MOOC, Meet MORC
Massive open online courses (MOOCs) may be the newest trend in higher education (see “Behind the Screens,” in this issue), but at the UW, the practice of using mass-media technologies to connect the public with university instruction dates back more than eighty years.
WHA, the campus-based radio station, began broadcasting College of the Air in 1933. Think of it as a massive open radio course. The half-hour weekly program was designed for those in need of vocational training during the Great Depression. The first course was dedicated to agriculture, and several of the subsequent courses focused on home economics. One aimed to teach people how to type.
“It was bold at the time,” says journalism professor emeritus Jack Mitchell. “It was very much the Wisconsin Idea, trying to make the university help everybody.”

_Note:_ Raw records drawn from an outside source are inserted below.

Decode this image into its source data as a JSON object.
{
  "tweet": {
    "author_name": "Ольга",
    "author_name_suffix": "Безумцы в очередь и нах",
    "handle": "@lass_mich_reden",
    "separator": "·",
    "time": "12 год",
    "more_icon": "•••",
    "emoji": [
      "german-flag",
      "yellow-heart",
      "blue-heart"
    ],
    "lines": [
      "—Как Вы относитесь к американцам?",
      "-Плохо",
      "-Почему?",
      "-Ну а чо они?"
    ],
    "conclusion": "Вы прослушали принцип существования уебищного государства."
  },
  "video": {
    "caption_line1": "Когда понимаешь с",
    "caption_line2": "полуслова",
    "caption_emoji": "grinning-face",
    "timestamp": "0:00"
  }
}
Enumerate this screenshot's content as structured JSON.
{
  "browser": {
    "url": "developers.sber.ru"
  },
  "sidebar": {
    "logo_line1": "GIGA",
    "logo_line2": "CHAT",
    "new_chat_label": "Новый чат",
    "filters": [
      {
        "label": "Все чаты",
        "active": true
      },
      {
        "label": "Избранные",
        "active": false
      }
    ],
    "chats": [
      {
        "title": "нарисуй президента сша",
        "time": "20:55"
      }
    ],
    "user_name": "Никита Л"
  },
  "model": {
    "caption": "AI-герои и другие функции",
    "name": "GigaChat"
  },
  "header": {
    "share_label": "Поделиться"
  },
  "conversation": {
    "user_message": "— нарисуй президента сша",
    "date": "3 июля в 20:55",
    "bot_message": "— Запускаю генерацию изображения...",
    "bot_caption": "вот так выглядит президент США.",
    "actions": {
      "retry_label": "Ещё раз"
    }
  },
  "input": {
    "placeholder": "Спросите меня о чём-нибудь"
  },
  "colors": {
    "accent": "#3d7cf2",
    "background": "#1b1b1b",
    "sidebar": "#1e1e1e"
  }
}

The series in that form ended in 1935 and shifted to a sort of university live stream, complete with wired classrooms. Literally. A wire was strung from the radio station in Vilas Hall through steam tunnels and up into lecture halls, such as the 1942 classroom in the photo above, where Chester Easum PhD’28 taught German history at the height of World War II.
The first lecture broadcast this way was a music appreciation course taught by university band director Edson Morphy. At its peak, the series broadcast up to three lectures every weekday.
In the late 1970s, Mitchell and his station colleagues experimented with different options for getting university content back on the air. Their efforts evolved into the radio and television shows now known as University of the Air.